How I write Scala in 2022

Historically Scala has been infamous for being so expressive that everyone ends up writing their own dialect, the result being that interoperability between libraries can be an issue and onboarding new developers can be tricky. Things have mercifully calmed down a lot recently but I still thought it’d be interesting to share how I like to write software with Scala in 2022.

Disclaimer

This is going to be a very opinionated article so I want to make it clear that I’m not suggesting that everyone should do these things, or even that all of these ideas are good! I am looking forward to coming back in a few years and seeing how much of this article I now disagree with.

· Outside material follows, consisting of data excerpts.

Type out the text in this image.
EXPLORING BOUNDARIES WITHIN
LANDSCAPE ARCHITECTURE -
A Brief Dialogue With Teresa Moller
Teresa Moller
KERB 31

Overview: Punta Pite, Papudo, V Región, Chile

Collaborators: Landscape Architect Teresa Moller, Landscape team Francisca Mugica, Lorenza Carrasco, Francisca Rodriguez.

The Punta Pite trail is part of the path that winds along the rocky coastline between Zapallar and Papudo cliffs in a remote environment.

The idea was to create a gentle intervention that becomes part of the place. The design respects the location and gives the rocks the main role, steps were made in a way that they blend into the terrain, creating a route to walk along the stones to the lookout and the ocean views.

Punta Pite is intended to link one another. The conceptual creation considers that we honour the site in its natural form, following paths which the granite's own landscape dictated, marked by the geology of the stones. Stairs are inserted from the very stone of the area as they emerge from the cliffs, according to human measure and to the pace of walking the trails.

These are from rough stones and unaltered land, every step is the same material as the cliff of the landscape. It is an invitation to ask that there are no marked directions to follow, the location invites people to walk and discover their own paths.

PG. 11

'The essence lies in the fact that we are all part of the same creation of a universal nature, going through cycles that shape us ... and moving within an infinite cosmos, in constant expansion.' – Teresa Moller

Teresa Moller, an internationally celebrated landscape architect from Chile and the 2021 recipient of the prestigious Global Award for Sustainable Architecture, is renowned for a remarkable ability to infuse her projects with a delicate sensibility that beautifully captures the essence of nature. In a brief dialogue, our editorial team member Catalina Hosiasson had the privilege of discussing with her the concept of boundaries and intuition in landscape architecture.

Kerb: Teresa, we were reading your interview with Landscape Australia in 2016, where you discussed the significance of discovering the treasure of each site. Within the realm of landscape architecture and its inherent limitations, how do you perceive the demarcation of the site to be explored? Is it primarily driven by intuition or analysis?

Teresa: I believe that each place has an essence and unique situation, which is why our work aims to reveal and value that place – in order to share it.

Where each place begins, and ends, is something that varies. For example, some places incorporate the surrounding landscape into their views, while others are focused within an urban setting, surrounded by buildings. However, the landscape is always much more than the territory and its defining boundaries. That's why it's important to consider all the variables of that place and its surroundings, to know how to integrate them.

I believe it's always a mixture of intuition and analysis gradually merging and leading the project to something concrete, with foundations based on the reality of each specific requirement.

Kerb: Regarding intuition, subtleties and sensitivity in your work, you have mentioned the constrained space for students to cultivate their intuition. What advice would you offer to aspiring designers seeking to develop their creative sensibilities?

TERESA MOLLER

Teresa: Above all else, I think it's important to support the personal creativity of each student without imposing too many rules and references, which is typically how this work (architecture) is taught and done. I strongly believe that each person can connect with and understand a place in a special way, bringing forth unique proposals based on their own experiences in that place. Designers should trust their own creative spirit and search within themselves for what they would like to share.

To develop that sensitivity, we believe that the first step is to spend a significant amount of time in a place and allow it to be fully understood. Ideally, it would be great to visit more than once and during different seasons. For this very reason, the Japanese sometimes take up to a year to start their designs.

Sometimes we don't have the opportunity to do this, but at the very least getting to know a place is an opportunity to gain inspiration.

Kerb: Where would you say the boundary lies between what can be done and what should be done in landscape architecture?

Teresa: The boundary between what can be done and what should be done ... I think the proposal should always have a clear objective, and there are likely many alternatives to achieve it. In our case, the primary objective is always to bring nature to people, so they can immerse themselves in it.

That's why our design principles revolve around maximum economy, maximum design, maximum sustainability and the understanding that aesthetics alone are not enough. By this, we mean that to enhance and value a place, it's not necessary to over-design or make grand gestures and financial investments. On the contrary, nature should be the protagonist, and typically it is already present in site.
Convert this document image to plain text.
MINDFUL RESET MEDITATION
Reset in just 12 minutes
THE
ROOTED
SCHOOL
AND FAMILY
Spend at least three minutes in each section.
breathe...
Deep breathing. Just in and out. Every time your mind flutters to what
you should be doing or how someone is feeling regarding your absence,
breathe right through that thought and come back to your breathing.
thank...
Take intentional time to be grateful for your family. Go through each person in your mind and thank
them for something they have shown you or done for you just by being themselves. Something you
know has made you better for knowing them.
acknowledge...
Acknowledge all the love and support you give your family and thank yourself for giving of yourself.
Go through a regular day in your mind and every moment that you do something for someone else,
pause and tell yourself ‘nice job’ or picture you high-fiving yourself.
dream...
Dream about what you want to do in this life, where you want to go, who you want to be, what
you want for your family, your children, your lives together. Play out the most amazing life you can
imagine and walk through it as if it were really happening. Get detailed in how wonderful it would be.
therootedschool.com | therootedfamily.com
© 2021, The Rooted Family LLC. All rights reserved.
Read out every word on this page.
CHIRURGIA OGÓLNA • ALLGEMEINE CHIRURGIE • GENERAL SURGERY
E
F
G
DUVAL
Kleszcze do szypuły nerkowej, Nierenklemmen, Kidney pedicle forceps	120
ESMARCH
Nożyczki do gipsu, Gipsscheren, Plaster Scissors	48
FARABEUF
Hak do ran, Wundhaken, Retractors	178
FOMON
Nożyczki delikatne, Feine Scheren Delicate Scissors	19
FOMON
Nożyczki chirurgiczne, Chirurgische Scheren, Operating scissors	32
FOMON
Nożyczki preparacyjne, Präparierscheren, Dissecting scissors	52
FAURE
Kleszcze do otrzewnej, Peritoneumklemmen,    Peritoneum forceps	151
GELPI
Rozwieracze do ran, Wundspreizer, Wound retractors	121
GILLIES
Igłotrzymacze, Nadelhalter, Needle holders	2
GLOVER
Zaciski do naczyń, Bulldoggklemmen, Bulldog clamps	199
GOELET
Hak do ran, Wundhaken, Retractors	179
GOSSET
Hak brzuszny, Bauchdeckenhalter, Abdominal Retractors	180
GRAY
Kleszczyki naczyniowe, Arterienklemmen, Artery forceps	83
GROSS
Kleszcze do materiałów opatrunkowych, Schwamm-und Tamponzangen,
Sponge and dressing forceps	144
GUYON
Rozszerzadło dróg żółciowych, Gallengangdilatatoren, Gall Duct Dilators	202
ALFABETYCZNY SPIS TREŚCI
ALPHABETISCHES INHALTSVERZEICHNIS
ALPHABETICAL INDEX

The code examples provided here are essentially psuedocode because I didn’t try compiling any of them. It also goes without saying that very few of these conventions are truly mine per se, rather they’re things that over the years I have learned from sensible people.

Libraries

I’m a big fan of the Typelevel stack so have a fairly prescriptive set of libaries I reach for when building any applications:

Build tools

I keep it simple here and use SBT. I’ve had some experiences with Bazel but I like to expend as little effort thinking about build tools as possible and I find it is easiest to follow the crowd. I try to keep the number of SBT plugins low so that they’re unlikely to prevent upgrades and to keep the scope of what SBT does fairly limited.

Module structure

I’m not very imaginative with application architecture. I tend to structure applications by stitching together the following types of module, where a “module” is a Scala object or trait.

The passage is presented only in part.